According to SIPRI data, India’s arms imports from Russia fell from 72 per cent of total imports between 2010 and 2014 to 36 per cent between 2020 and 2024, with France and the United States now collectively supplying 46 per cent of India’s military imports. India is simultaneously diversifying away from Russia in procurement terms while deepening institutional entanglement through RELOS, a deliberate strategy of managed dependency that carries compounding exposure if external pressure continues to harden.

The Wire’s analysis identifies the underlying logic clearly: RELOS’s emergence was rooted in concerns over possible US penalties on bilateral defence transactions, concerns given tangible form by India’s 2018 decision to acquire five S-400 systems, which prompted explicit warnings under the Countering America’s Adversaries Through Sanctions Act (CAATSA). Formalising logistics outside financial transaction channels reduces that exposure. It is, in that sense, a structural rather than simply a diplomatic response to the sanctions environment.

What This Signals for South Asian Security

The South Asian implications of RELOS deserve direct analytical attention on three counts.

First, the Arctic dimension matters for regional energy security in ways that have not been discussed. India’s access to Russian Arctic LNG and its stake in Northern Sea Route infrastructure directly affects the energy calculus of the wider South Asian neighbourhood. The Chennai-Vladivostok Eastern Maritime Corridor, operational since 2024, cuts travel time from over 40 days via Suez to around 24 days and is being  considered for expansion to other Indian ports and Southeast Asian countries. As Arctic routes become commercially

viable, the ability to shape access to them, not simply use them. It becomes a strategic asset with downstream consequences for South Asian connectivity.

Second, the agreement’s signal to Pakistan is not negligible. Islamabad has watched India’s logistics network expand across the United States, France, Australia, Japan, and the United Kingdom. RELOS adds Russia at a moment of significant India-US friction and when US-Pakistan ties have deepened in ways New Delhi finds uncomfortable. The triangular dynamics between India, Russia, and Pakistan in the current moment deserve sustained analytical attention from South Asian security scholars.

Third, and most broadly, RELOS illustrates a pattern now characteristic of South Asian strategic competition: the bilateralisation of security architecture as a substitute for failing multilateral frameworks. Rather than relying on institutions, India is assembling a network of bilateral logistics agreements that preserves operational flexibility without formal alliance commitments. The ORF has noted that for India, the priority is ensuring  that any agreement solidifying its partnership with Moscow does not disrupt progress in other relationships, a formulation that captures the essential tension precisely. Managing that tension, rather than resolving it, is the defining characteristic of India’s current strategic posture.

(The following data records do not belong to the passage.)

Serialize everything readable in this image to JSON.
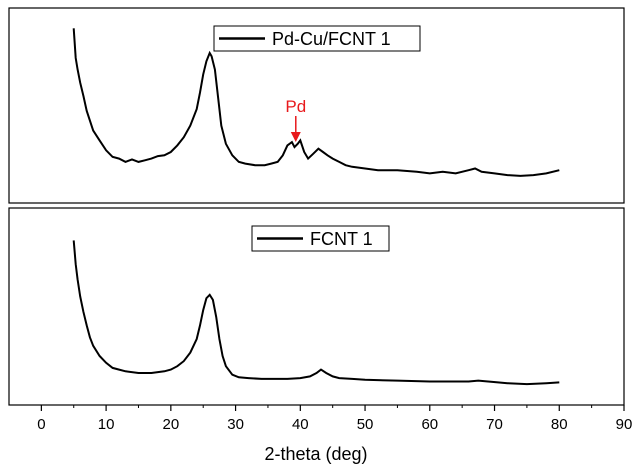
{
  "chart_data": {
    "type": "line",
    "xlabel": "2-theta (deg)",
    "xlim": [
      -5,
      90
    ],
    "x_ticks": [
      0,
      10,
      20,
      30,
      40,
      50,
      60,
      70,
      80,
      90
    ],
    "x_tick_labels": [
      "0",
      "10",
      "20",
      "30",
      "40",
      "50",
      "60",
      "70",
      "80",
      "90"
    ],
    "y_ticks_shown": false,
    "layout": "two stacked panels sharing x-axis",
    "line_color": "#000000",
    "annotation_color": "#e8191c",
    "panels": [
      {
        "legend": "Pd-Cu/FCNT 1",
        "legend_position": "top-center",
        "annotation": {
          "text": "Pd",
          "x": 39.3,
          "arrow": "down"
        },
        "ylim": [
          0,
          1
        ],
        "series": [
          {
            "name": "Pd-Cu/FCNT 1",
            "x": [
              5.0,
              5.3,
              5.6,
              6.0,
              6.5,
              7.0,
              7.5,
              8.0,
              9.0,
              10.0,
              11.0,
              12.0,
              13.0,
              14.0,
              15.0,
              16.0,
              17.0,
              18.0,
              19.0,
              20.0,
              21.0,
              22.0,
              23.0,
              24.0,
              24.5,
              25.0,
              25.5,
              25.8,
              26.0,
              26.3,
              26.8,
              27.3,
              27.8,
              28.5,
              29.5,
              30.5,
              31.5,
              33.0,
              34.5,
              35.5,
              36.5,
              37.3,
              38.0,
              38.7,
              39.1,
              39.6,
              40.0,
              40.6,
              41.2,
              42.0,
              42.8,
              43.5,
              44.2,
              45.0,
              46.0,
              47.0,
              48.0,
              50.0,
              52.0,
              55.0,
              58.0,
              60.0,
              62.0,
              64.0,
              66.0,
              67.0,
              68.0,
              70.0,
              72.0,
              74.0,
              76.0,
              78.0,
              80.0
            ],
            "y": [
              0.95,
              0.77,
              0.7,
              0.62,
              0.54,
              0.45,
              0.39,
              0.33,
              0.27,
              0.21,
              0.17,
              0.16,
              0.14,
              0.155,
              0.14,
              0.15,
              0.16,
              0.175,
              0.18,
              0.2,
              0.24,
              0.29,
              0.36,
              0.46,
              0.56,
              0.67,
              0.75,
              0.78,
              0.8,
              0.78,
              0.7,
              0.53,
              0.36,
              0.25,
              0.18,
              0.14,
              0.13,
              0.12,
              0.12,
              0.13,
              0.14,
              0.18,
              0.24,
              0.26,
              0.23,
              0.25,
              0.27,
              0.2,
              0.16,
              0.19,
              0.22,
              0.2,
              0.18,
              0.16,
              0.14,
              0.12,
              0.11,
              0.1,
              0.09,
              0.09,
              0.08,
              0.07,
              0.08,
              0.07,
              0.09,
              0.1,
              0.08,
              0.07,
              0.06,
              0.055,
              0.06,
              0.07,
              0.09
            ]
          }
        ]
      },
      {
        "legend": "FCNT 1",
        "legend_position": "top-center",
        "ylim": [
          0,
          1
        ],
        "series": [
          {
            "name": "FCNT 1",
            "x": [
              5.0,
              5.3,
              5.6,
              6.0,
              6.5,
              7.0,
              7.5,
              8.0,
              9.0,
              10.0,
              11.0,
              12.0,
              13.0,
              15.0,
              17.0,
              19.0,
              20.0,
              21.0,
              22.0,
              23.0,
              24.0,
              24.5,
              25.0,
              25.5,
              26.0,
              26.5,
              27.0,
              27.5,
              28.0,
              28.5,
              29.5,
              30.5,
              32.0,
              34.0,
              36.0,
              38.0,
              40.0,
              41.5,
              42.5,
              43.2,
              44.0,
              45.0,
              46.0,
              48.0,
              50.0,
              55.0,
              60.0,
              63.0,
              66.0,
              67.5,
              69.0,
              72.0,
              75.0,
              78.0,
              80.0
            ],
            "y": [
              0.88,
              0.74,
              0.65,
              0.55,
              0.46,
              0.38,
              0.31,
              0.26,
              0.2,
              0.16,
              0.13,
              0.12,
              0.11,
              0.1,
              0.1,
              0.11,
              0.12,
              0.14,
              0.17,
              0.22,
              0.3,
              0.38,
              0.47,
              0.54,
              0.56,
              0.53,
              0.43,
              0.3,
              0.2,
              0.14,
              0.09,
              0.075,
              0.07,
              0.065,
              0.065,
              0.065,
              0.07,
              0.08,
              0.1,
              0.12,
              0.1,
              0.08,
              0.07,
              0.065,
              0.06,
              0.055,
              0.05,
              0.05,
              0.05,
              0.055,
              0.05,
              0.04,
              0.035,
              0.04,
              0.045
            ]
          }
        ]
      }
    ]
  }
}
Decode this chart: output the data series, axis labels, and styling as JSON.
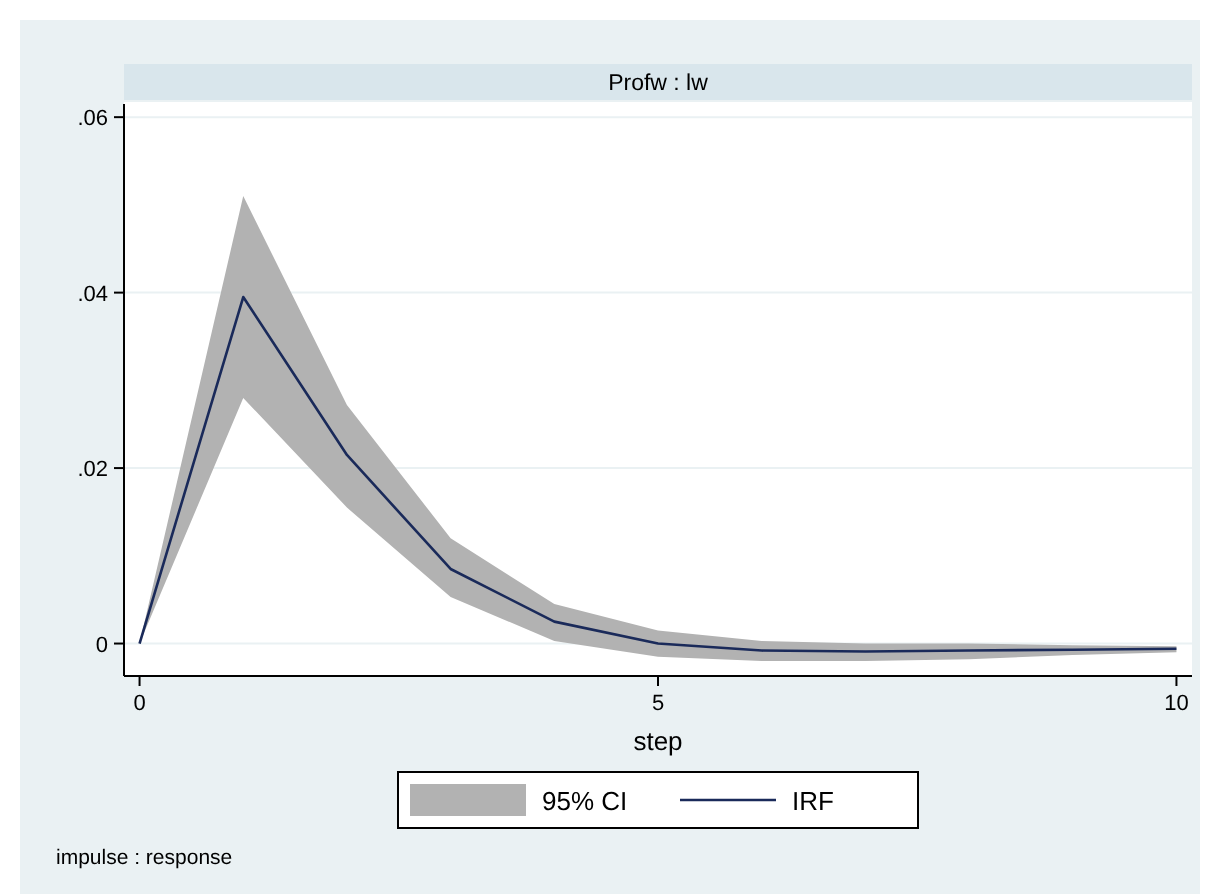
{
  "chart_data": {
    "type": "line",
    "subtitle": "Profw : lw",
    "xlabel": "step",
    "x": [
      0,
      1,
      2,
      3,
      4,
      5,
      6,
      7,
      8,
      9,
      10
    ],
    "series": [
      {
        "name": "IRF",
        "type": "line",
        "color": "#1a2a5a",
        "values": [
          0,
          0.0395,
          0.0215,
          0.0085,
          0.0025,
          0,
          -0.0008,
          -0.0009,
          -0.0008,
          -0.0007,
          -0.0006
        ],
        "lower": [
          0,
          0.028,
          0.0155,
          0.0053,
          0.0003,
          -0.0015,
          -0.002,
          -0.002,
          -0.0018,
          -0.0013,
          -0.001
        ],
        "upper": [
          0,
          0.051,
          0.0272,
          0.012,
          0.0045,
          0.0015,
          0.0003,
          0,
          0,
          -0.0002,
          -0.0003
        ]
      }
    ],
    "xlim": [
      -0.15,
      10.15
    ],
    "xticks": [
      0,
      5,
      10
    ],
    "ylim": [
      -0.0037,
      0.0615
    ],
    "yticks": [
      0,
      {
        "value": 0.02,
        "label": ".02"
      },
      {
        "value": 0.04,
        "label": ".04"
      },
      {
        "value": 0.06,
        "label": ".06"
      }
    ],
    "grid": "y",
    "legend": "bottom",
    "annotations": [
      "95% CI",
      "impulse : response"
    ]
  }
}
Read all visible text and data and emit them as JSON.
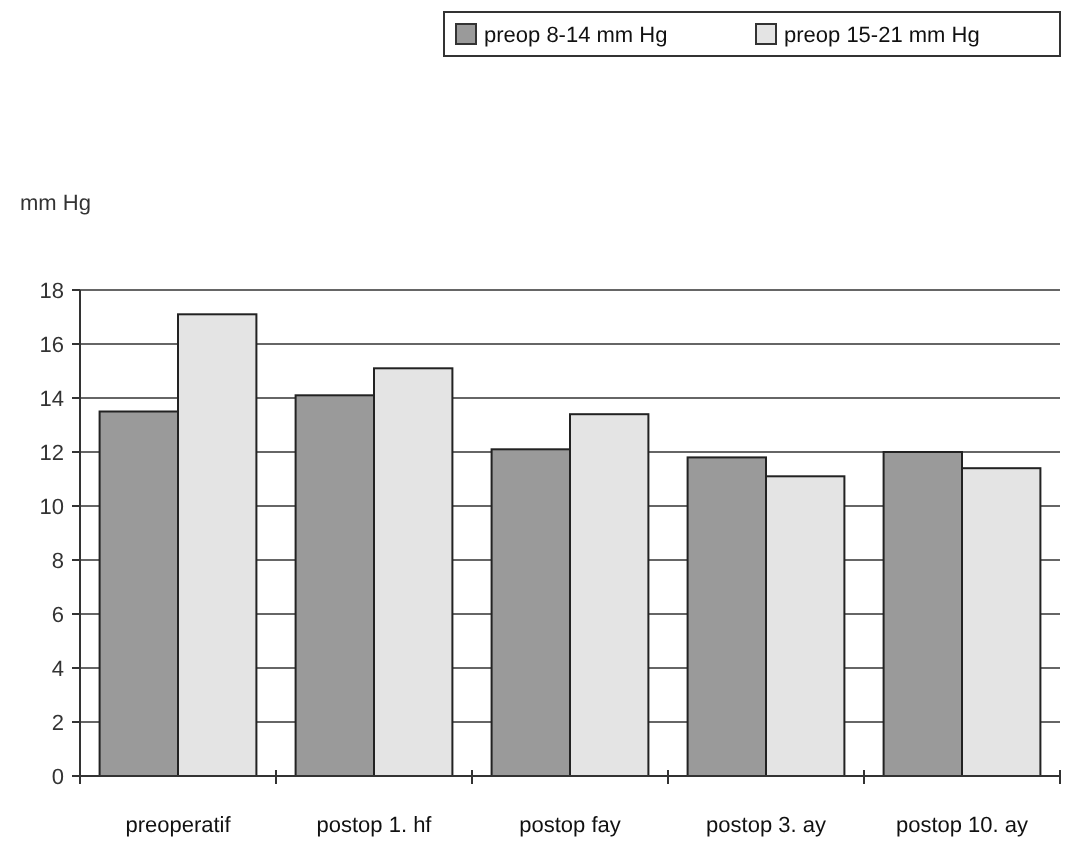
{
  "chart_data": {
    "type": "bar",
    "ylabel": "mm Hg",
    "categories": [
      "preoperatif",
      "postop 1. hf",
      "postop fay",
      "postop 3. ay",
      "postop 10. ay"
    ],
    "series": [
      {
        "name": "preop 8-14 mm Hg",
        "color": "#9a9a9a",
        "values": [
          13.5,
          14.1,
          12.1,
          11.8,
          12.0
        ]
      },
      {
        "name": "preop 15-21 mm Hg",
        "color": "#e4e4e4",
        "values": [
          17.1,
          15.1,
          13.4,
          11.1,
          11.4
        ]
      }
    ],
    "ylim": [
      0,
      18
    ],
    "yticks": [
      0,
      2,
      4,
      6,
      8,
      10,
      12,
      14,
      16,
      18
    ],
    "grid": "y",
    "legend": "top right"
  }
}
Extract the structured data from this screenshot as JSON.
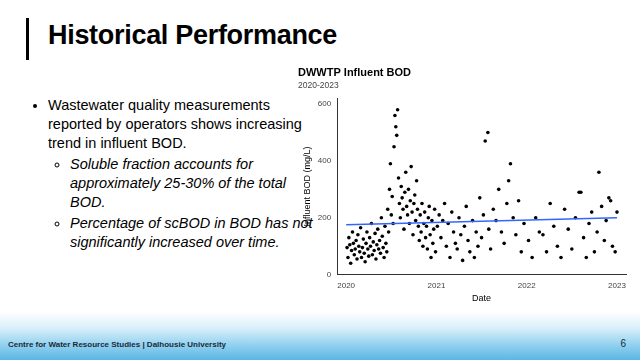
{
  "slide": {
    "title": "Historical Performance",
    "bullets": [
      {
        "text": "Wastewater quality measurements reported by operators shows increasing trend in influent BOD.",
        "sub": [
          "Soluble fraction accounts for approximately 25-30% of the total BOD.",
          "Percentage of scBOD in BOD has not significantly increased over time."
        ]
      }
    ],
    "footer": "Centre for Water Resource Studies | Dalhousie University",
    "page_number": 6
  },
  "chart_data": {
    "type": "scatter",
    "title": "DWWTP Influent BOD",
    "subtitle": "2020-2023",
    "x_label": "Date",
    "y_label": "Influent BOD (mg/L)",
    "xlim": [
      2019.9,
      2023.1
    ],
    "xticks": [
      2020,
      2021,
      2022,
      2023
    ],
    "ylim": [
      0,
      620
    ],
    "yticks": [
      0,
      200,
      400,
      600
    ],
    "grid": false,
    "series": [
      {
        "type": "scatter",
        "color": "#000000",
        "marker": "circle",
        "x": [
          2020.01,
          2020.02,
          2020.03,
          2020.04,
          2020.05,
          2020.06,
          2020.07,
          2020.08,
          2020.09,
          2020.1,
          2020.11,
          2020.12,
          2020.13,
          2020.14,
          2020.15,
          2020.16,
          2020.17,
          2020.18,
          2020.19,
          2020.2,
          2020.21,
          2020.22,
          2020.23,
          2020.24,
          2020.25,
          2020.26,
          2020.27,
          2020.28,
          2020.29,
          2020.3,
          2020.31,
          2020.32,
          2020.33,
          2020.34,
          2020.35,
          2020.36,
          2020.37,
          2020.38,
          2020.39,
          2020.4,
          2020.41,
          2020.42,
          2020.43,
          2020.44,
          2020.45,
          2020.46,
          2020.47,
          2020.48,
          2020.49,
          2020.5,
          2020.51,
          2020.52,
          2020.53,
          2020.54,
          2020.55,
          2020.56,
          2020.57,
          2020.58,
          2020.59,
          2020.6,
          2020.61,
          2020.62,
          2020.63,
          2020.64,
          2020.65,
          2020.66,
          2020.67,
          2020.68,
          2020.69,
          2020.7,
          2020.71,
          2020.72,
          2020.73,
          2020.74,
          2020.75,
          2020.76,
          2020.77,
          2020.78,
          2020.79,
          2020.8,
          2020.81,
          2020.82,
          2020.83,
          2020.84,
          2020.85,
          2020.86,
          2020.87,
          2020.88,
          2020.89,
          2020.9,
          2020.91,
          2020.92,
          2020.93,
          2020.94,
          2020.95,
          2020.96,
          2020.97,
          2020.98,
          2020.99,
          2021.01,
          2021.03,
          2021.05,
          2021.07,
          2021.09,
          2021.11,
          2021.13,
          2021.15,
          2021.17,
          2021.19,
          2021.21,
          2021.23,
          2021.25,
          2021.27,
          2021.29,
          2021.31,
          2021.33,
          2021.35,
          2021.37,
          2021.4,
          2021.42,
          2021.44,
          2021.46,
          2021.48,
          2021.5,
          2021.52,
          2021.54,
          2021.57,
          2021.58,
          2021.6,
          2021.63,
          2021.66,
          2021.69,
          2021.72,
          2021.75,
          2021.78,
          2021.8,
          2021.82,
          2021.85,
          2021.88,
          2021.91,
          2021.94,
          2021.97,
          2022.02,
          2022.06,
          2022.1,
          2022.14,
          2022.18,
          2022.22,
          2022.26,
          2022.3,
          2022.34,
          2022.38,
          2022.42,
          2022.46,
          2022.5,
          2022.54,
          2022.58,
          2022.6,
          2022.63,
          2022.66,
          2022.69,
          2022.72,
          2022.75,
          2022.78,
          2022.8,
          2022.83,
          2022.86,
          2022.88,
          2022.91,
          2022.93,
          2022.95,
          2022.98,
          2023.0
        ],
        "values": [
          95,
          60,
          130,
          105,
          40,
          85,
          150,
          110,
          70,
          90,
          120,
          55,
          140,
          100,
          80,
          165,
          60,
          95,
          125,
          75,
          45,
          110,
          150,
          90,
          65,
          130,
          100,
          180,
          70,
          115,
          85,
          145,
          55,
          105,
          160,
          90,
          120,
          75,
          200,
          135,
          95,
          60,
          170,
          110,
          80,
          230,
          150,
          300,
          390,
          210,
          275,
          180,
          450,
          560,
          520,
          490,
          580,
          340,
          250,
          200,
          310,
          270,
          230,
          160,
          290,
          360,
          240,
          210,
          300,
          180,
          260,
          380,
          220,
          140,
          250,
          280,
          190,
          330,
          230,
          170,
          120,
          210,
          150,
          250,
          100,
          180,
          220,
          130,
          170,
          90,
          200,
          240,
          140,
          60,
          190,
          110,
          160,
          230,
          80,
          170,
          210,
          130,
          190,
          250,
          100,
          180,
          60,
          220,
          150,
          110,
          90,
          200,
          140,
          50,
          170,
          240,
          120,
          80,
          190,
          60,
          150,
          100,
          270,
          130,
          210,
          470,
          500,
          160,
          90,
          230,
          190,
          300,
          150,
          110,
          250,
          330,
          390,
          200,
          140,
          260,
          80,
          180,
          120,
          60,
          200,
          150,
          140,
          80,
          250,
          170,
          100,
          60,
          230,
          160,
          90,
          200,
          290,
          290,
          130,
          60,
          180,
          220,
          80,
          150,
          360,
          240,
          120,
          190,
          270,
          260,
          100,
          80,
          220
        ]
      },
      {
        "type": "line",
        "color": "#3366ff",
        "line_style": "solid",
        "x": [
          2020,
          2023
        ],
        "values": [
          175,
          200
        ]
      }
    ]
  }
}
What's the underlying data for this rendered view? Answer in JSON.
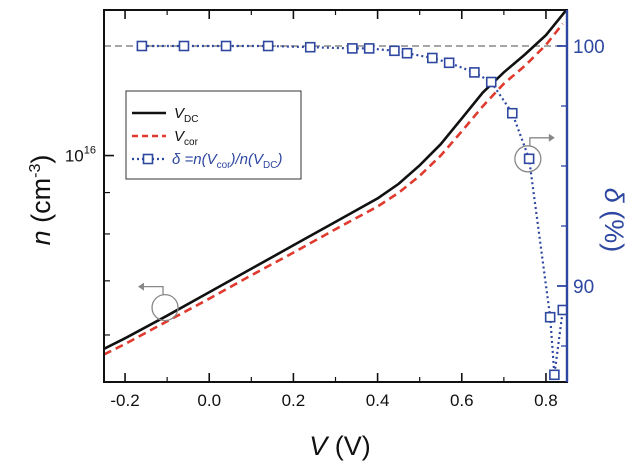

RELOS is, in the end, less a story about India and Russia than about how a major power navigates compounding pressures, sanctions exposure, great-power rivalry, energy insecurity, and expanding strategic ambition without foreclosing options. Whether that navigation remains sustainable depends on how much further the external pressure environment tightens, and whether the institutional habits generated by RELOS eventually constrain the very flexibility they were designed to preserve.